Las tardes de Domingo invernales
siempre nos gustaron. Las pasamos de resaca en tu cama y también de mercadillos
y televisores tan rutinarios como los de cualquier familia al fin de la
programación semanal. Recuerdo como dejábamos caer las fotos y como ninguno de
los dos hacía nada por impedirlo. El salado olor de las palomitas con mantequilla o el de la gélida lluvia de colores. También recuerdo no ser conscientes del tiempo, ni tampoco del final. Si quiera tenían principio esos Domingos.

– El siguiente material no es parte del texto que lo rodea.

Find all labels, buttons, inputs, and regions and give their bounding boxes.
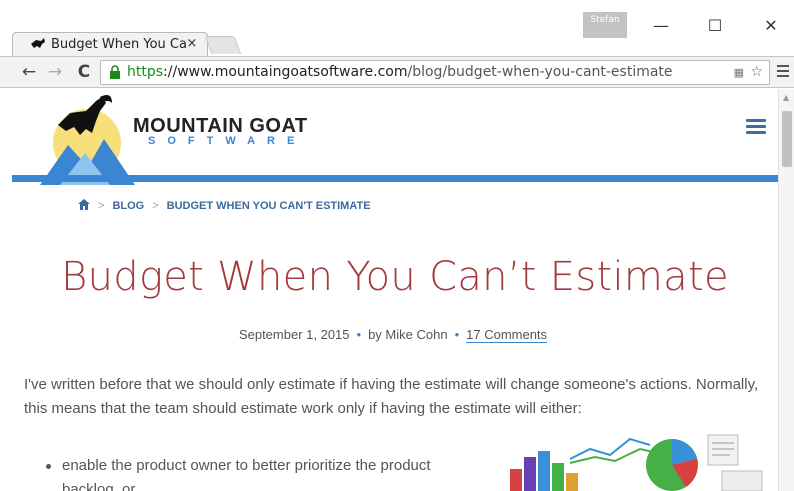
- profile-button[interactable]: Stefan: [583, 12, 627, 38]
- breadcrumb-separator: >: [152, 200, 159, 212]
- bookmark-star-icon[interactable]: ☆: [750, 64, 763, 80]
- tab-close-icon[interactable]: ×: [185, 36, 199, 51]
- mountain-goat-logo-icon[interactable]: [40, 93, 135, 185]
- lock-icon: [110, 65, 120, 79]
- web-page: MOUNTAIN GOAT SOFTWARE > BLOG > BUDGET WHEN…: [0, 89, 778, 491]
- url-path: /blog/budget-when-you-cant-estimate: [407, 64, 673, 80]
- url-host: ://www.mountaingoatsoftware.com: [163, 64, 408, 80]
- article-title: Budget When You Can’t Estimate: [61, 254, 729, 300]
- breadcrumb: > BLOG > BUDGET WHEN YOU CAN'T ESTIMATE: [78, 199, 371, 212]
- header-divider: [12, 175, 778, 182]
- translate-icon[interactable]: ▦: [734, 66, 744, 79]
- browser-toolbar: ← → C https://www.mountaingoatsoftware.c…: [0, 56, 794, 88]
- url-text: https://www.mountaingoatsoftware.com/blo…: [127, 64, 673, 80]
- new-tab-button[interactable]: [204, 36, 242, 54]
- scroll-up-icon[interactable]: ▲: [783, 93, 789, 102]
- goat-favicon-icon: [31, 38, 45, 48]
- article-date: September 1, 2015: [238, 327, 350, 342]
- charts-illustration-icon: [510, 434, 763, 491]
- address-bar[interactable]: https://www.mountaingoatsoftware.com/blo…: [100, 60, 770, 85]
- forward-button[interactable]: →: [44, 61, 66, 83]
- page-scrollbar[interactable]: ▲: [778, 89, 794, 491]
- browser-tab[interactable]: Budget When You Ca ×: [12, 32, 208, 56]
- tab-title: Budget When You Ca: [51, 37, 187, 52]
- hamburger-menu-icon[interactable]: [746, 119, 766, 135]
- back-button[interactable]: ←: [18, 61, 40, 83]
- scrollbar-thumb[interactable]: [782, 111, 792, 167]
- comments-link[interactable]: 17 Comments: [466, 327, 548, 343]
- breadcrumb-separator: >: [98, 200, 105, 212]
- list-item: enable the product owner to better prior…: [44, 454, 474, 491]
- url-scheme: https: [127, 64, 164, 80]
- logo-subtitle[interactable]: SOFTWARE: [148, 135, 306, 147]
- breadcrumb-item-blog[interactable]: BLOG: [112, 200, 144, 212]
- browser-window: Budget When You Ca × Stefan — ☐ ✕ ← → C …: [0, 0, 794, 491]
- maximize-button[interactable]: ☐: [699, 14, 731, 38]
- article-paragraph: I've written before that we should only …: [24, 376, 759, 417]
- article-meta: September 1, 2015 • by Mike Cohn • 17 Commen…: [238, 327, 548, 343]
- chrome-menu-icon[interactable]: [776, 62, 790, 80]
- minimize-button[interactable]: —: [645, 14, 677, 38]
- breadcrumb-item-current[interactable]: BUDGET WHEN YOU CAN'T ESTIMATE: [167, 200, 371, 212]
- reload-button[interactable]: C: [73, 61, 95, 83]
- close-window-button[interactable]: ✕: [755, 14, 787, 38]
- home-icon[interactable]: [78, 199, 90, 210]
- article-author[interactable]: by Mike Cohn: [368, 327, 447, 342]
- article-bullet-list: enable the product owner to better prior…: [44, 454, 474, 491]
- title-bar: Budget When You Ca × Stefan — ☐ ✕: [0, 0, 794, 56]
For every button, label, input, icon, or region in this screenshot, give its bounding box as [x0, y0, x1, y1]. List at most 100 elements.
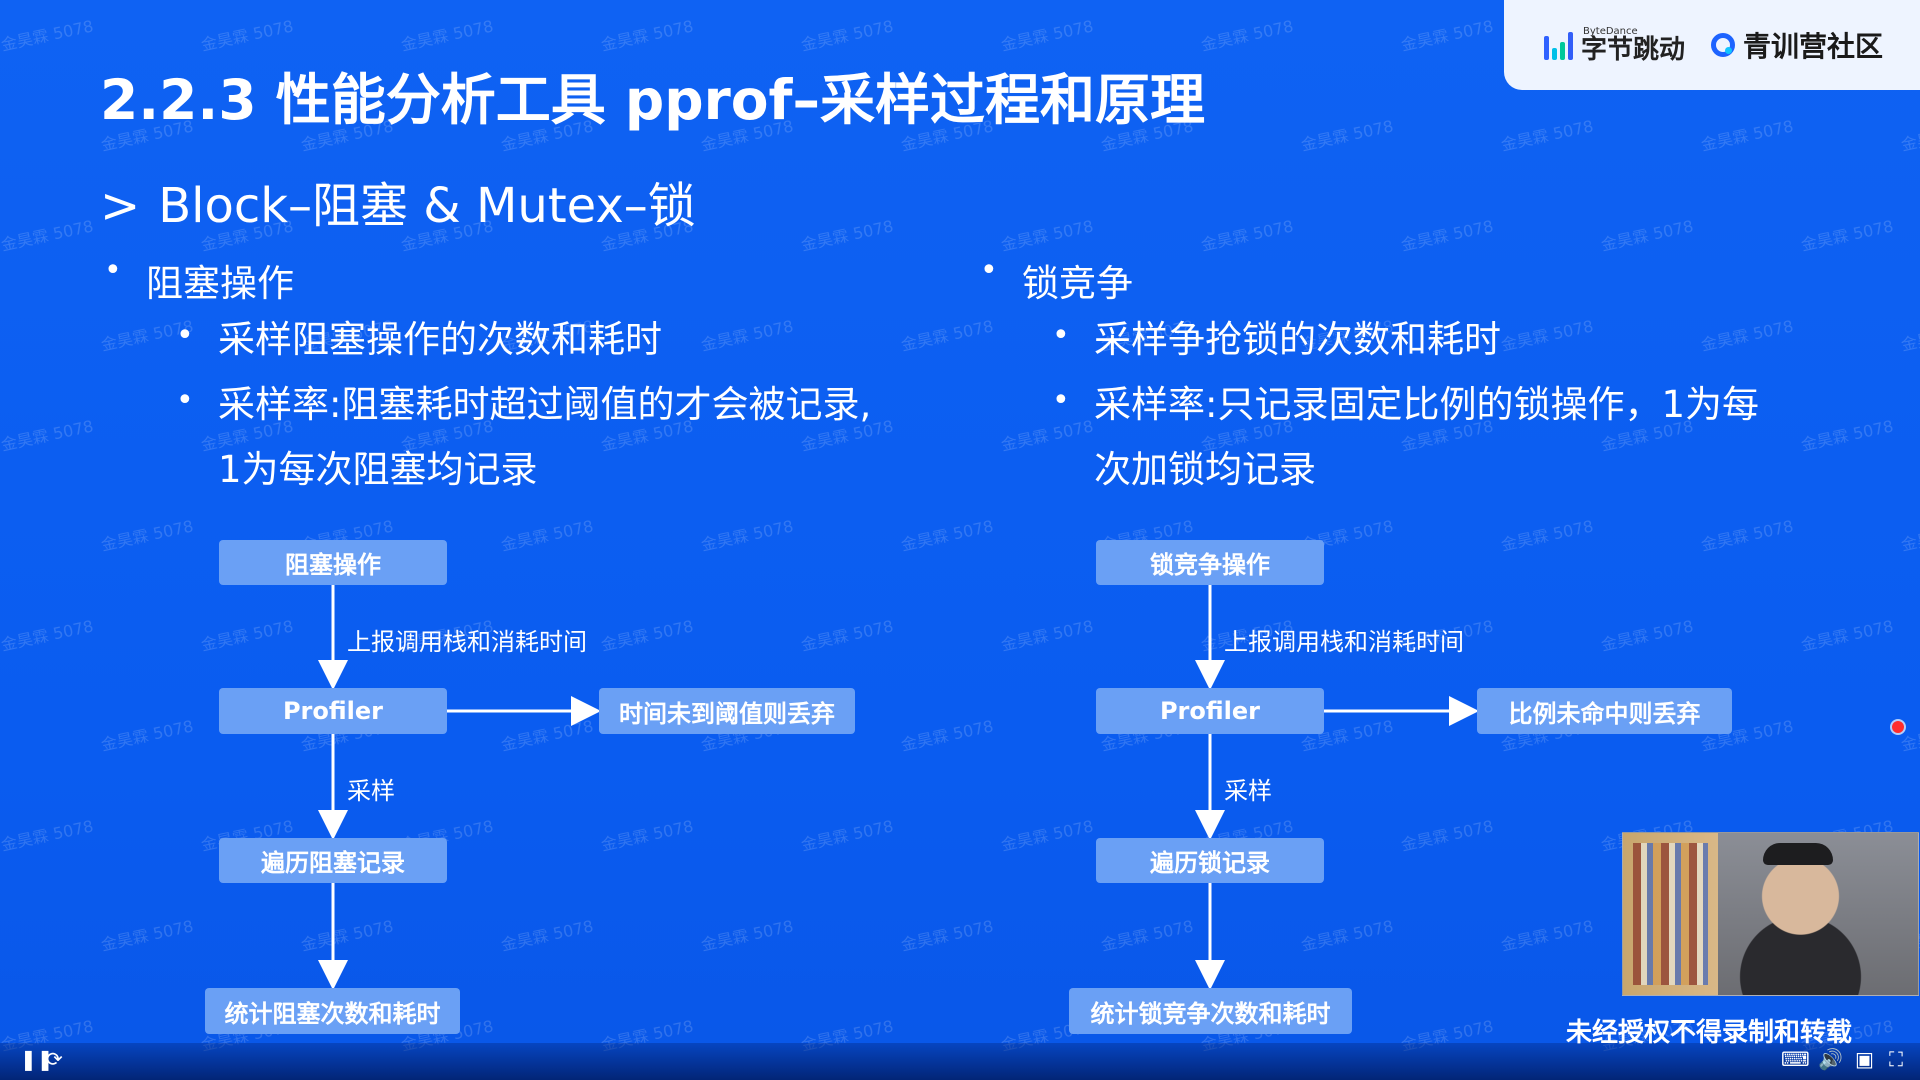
bookshelf-image: [1623, 833, 1718, 995]
watermark-text: 金昊霖 5078: [1499, 516, 1596, 555]
right-flow-discard-box: 比例未命中则丢弃: [1477, 688, 1732, 734]
left-heading: • 阻塞操作: [104, 253, 294, 305]
watermark-text: 金昊霖 5078: [199, 616, 296, 655]
right-heading: • 锁竞争: [980, 253, 1133, 305]
watermark-text: 金昊霖 5078: [699, 316, 796, 355]
presenter-image: [1718, 843, 1868, 995]
slide-stage: 金昊霖 5078 金昊霖 5078 金昊霖 5078 金昊霖 5078 金昊霖 5078…: [0, 0, 1920, 1080]
community-label: 青训营社区: [1743, 30, 1884, 63]
watermark-text: 金昊霖 5078: [999, 416, 1096, 455]
watermark-text: 金昊霖 5078: [399, 16, 496, 55]
watermark-text: 金昊霖 5078: [999, 816, 1096, 855]
watermark-text: 金昊霖 5078: [899, 316, 996, 355]
watermark-text: 金昊霖 5078: [1499, 916, 1596, 955]
watermark-text: 金昊霖 5078: [1899, 516, 1920, 555]
watermark-text: 金昊霖 5078: [299, 916, 396, 955]
bytedance-bars-icon: [1544, 30, 1573, 60]
watermark-text: 金昊霖 5078: [499, 716, 596, 755]
volume-button[interactable]: 🔊: [1818, 1049, 1843, 1069]
watermark-text: 金昊霖 5078: [99, 916, 196, 955]
watermark-text: 金昊霖 5078: [1899, 316, 1920, 355]
left-flow-edge-label-sample: 采样: [347, 777, 395, 805]
watermark-text: 金昊霖 5078: [499, 516, 596, 555]
left-flow-discard-box: 时间未到阈值则丢弃: [599, 688, 855, 734]
bullet-dot-icon: •: [104, 253, 122, 288]
watermark-text: 金昊霖 5078: [799, 616, 896, 655]
brand-panel: ByteDance 字节跳动 青训营社区: [1504, 0, 1920, 90]
watermark-text: 金昊霖 5078: [1499, 116, 1596, 155]
watermark-text: 金昊霖 5078: [0, 616, 96, 655]
watermark-text: 金昊霖 5078: [999, 16, 1096, 55]
watermark-text: 金昊霖 5078: [599, 16, 696, 55]
right-item-2: • 采样率:只记录固定比例的锁操作，1为每: [1052, 383, 1760, 426]
bytedance-logo: ByteDance 字节跳动: [1544, 27, 1685, 63]
bullet-dot-icon: •: [1052, 318, 1070, 353]
subtitle-text: Block–阻塞 & Mutex–锁: [158, 178, 696, 234]
subtitle-icon: ⌨: [1781, 1047, 1810, 1071]
watermark-text: 金昊霖 5078: [1899, 716, 1920, 755]
watermark-text: 金昊霖 5078: [699, 916, 796, 955]
left-item-1: • 采样阻塞操作的次数和耗时: [176, 318, 662, 361]
watermark-text: 金昊霖 5078: [0, 816, 96, 855]
watermark-text: 金昊霖 5078: [799, 16, 896, 55]
watermark-text: 金昊霖 5078: [1799, 216, 1896, 255]
watermark-text: 金昊霖 5078: [899, 716, 996, 755]
watermark-text: 金昊霖 5078: [1699, 116, 1796, 155]
watermark-text: 金昊霖 5078: [0, 16, 96, 55]
right-item-1: • 采样争抢锁的次数和耗时: [1052, 318, 1501, 361]
watermark-text: 金昊霖 5078: [999, 216, 1096, 255]
subtitle-button[interactable]: ⌨: [1781, 1049, 1810, 1069]
watermark-text: 金昊霖 5078: [1299, 116, 1396, 155]
right-flow-edge-label-report: 上报调用栈和消耗时间: [1224, 628, 1464, 656]
watermark-text: 金昊霖 5078: [1099, 916, 1196, 955]
bytedance-text-block: ByteDance 字节跳动: [1581, 27, 1686, 65]
bullet-dot-icon: •: [1052, 383, 1070, 418]
watermark-text: 金昊霖 5078: [899, 916, 996, 955]
bullet-dot-icon: •: [980, 253, 998, 288]
bullet-dot-icon: •: [176, 383, 194, 418]
watermark-text: 金昊霖 5078: [199, 16, 296, 55]
watermark-text: 金昊霖 5078: [99, 716, 196, 755]
section-subtitle: > Block–阻塞 & Mutex–锁: [100, 166, 696, 236]
right-item-2-continued: 次加锁均记录: [1094, 448, 1316, 491]
left-item-2: • 采样率:阻塞耗时超过阈值的才会被记录,: [176, 383, 872, 426]
right-flow-start-box: 锁竞争操作: [1096, 540, 1324, 585]
bullet-dot-icon: •: [176, 318, 194, 353]
fullscreen-button[interactable]: ⛶: [1889, 1049, 1903, 1069]
player-control-bar: [0, 1043, 1920, 1080]
left-flow-edge-label-report: 上报调用栈和消耗时间: [347, 628, 587, 656]
watermark-text: 金昊霖 5078: [999, 616, 1096, 655]
page-title: 2.2.3 性能分析工具 pprof–采样过程和原理: [100, 68, 1205, 132]
volume-icon: 🔊: [1818, 1047, 1843, 1071]
watermark-text: 金昊霖 5078: [1599, 616, 1696, 655]
refresh-icon: ⟳: [46, 1047, 63, 1071]
watermark-text: 金昊霖 5078: [1399, 816, 1496, 855]
watermark-text: 金昊霖 5078: [0, 416, 96, 455]
watermark-text: 金昊霖 5078: [599, 816, 696, 855]
watermark-text: 金昊霖 5078: [1399, 216, 1496, 255]
watermark-text: 金昊霖 5078: [899, 516, 996, 555]
watermark-text: 金昊霖 5078: [1699, 316, 1796, 355]
right-flow-end-box: 统计锁竞争次数和耗时: [1069, 988, 1352, 1034]
watermark-text: 金昊霖 5078: [699, 516, 796, 555]
left-item-2-continued: 1为每次阻塞均记录: [218, 448, 538, 491]
watermark-text: 金昊霖 5078: [1299, 916, 1396, 955]
window-icon: ▣: [1855, 1047, 1874, 1071]
refresh-button[interactable]: ⟳: [46, 1049, 63, 1069]
community-logo: 青训营社区: [1711, 25, 1883, 65]
left-flow-end-box: 统计阻塞次数和耗时: [205, 988, 460, 1034]
bytedance-label: 字节跳动: [1581, 35, 1686, 65]
right-flow-edge-label-sample: 采样: [1224, 777, 1272, 805]
right-flow-traverse-box: 遍历锁记录: [1096, 838, 1324, 883]
subtitle-prefix: >: [100, 178, 141, 234]
fullscreen-icon: ⛶: [1889, 1047, 1903, 1071]
left-flow-profiler-box: Profiler: [219, 688, 447, 734]
left-flow-traverse-box: 遍历阻塞记录: [219, 838, 447, 883]
watermark-text: 金昊霖 5078: [1199, 216, 1296, 255]
window-button[interactable]: ▣: [1855, 1049, 1874, 1069]
watermark-text: 金昊霖 5078: [1199, 16, 1296, 55]
watermark-text: 金昊霖 5078: [1799, 616, 1896, 655]
watermark-text: 金昊霖 5078: [1499, 316, 1596, 355]
right-flow-profiler-box: Profiler: [1096, 688, 1324, 734]
watermark-text: 金昊霖 5078: [1599, 216, 1696, 255]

El principio lo poníamos
nosotros y solía estar en el escritorio improvisado, caliente, como una pizza de Pepperoni o cómo
el agua que golpeaba mi nuca al despertarme entre campanadas. Recuerdo mirar
por la ventana y ver a una pequeña gatita parda en celo en el más alto de los balcones,
pensé que quizás podía ser yo pidiéndome un comportamiento social más natural. Los radiadores apagados, los edredones de
plumas y el estereofónico reproduciendo el CD Amnesiac. Nos sentíamos inmortales y poderosos, quebrábamos los malos humos y los aspirábamos con la más fuerte de nuestras inspiraciones. Esas sensaciones estáticas, esas miradas tan complementadas ante cualquier estímulo externo. Todo encajaba y la presión no ejercía su función.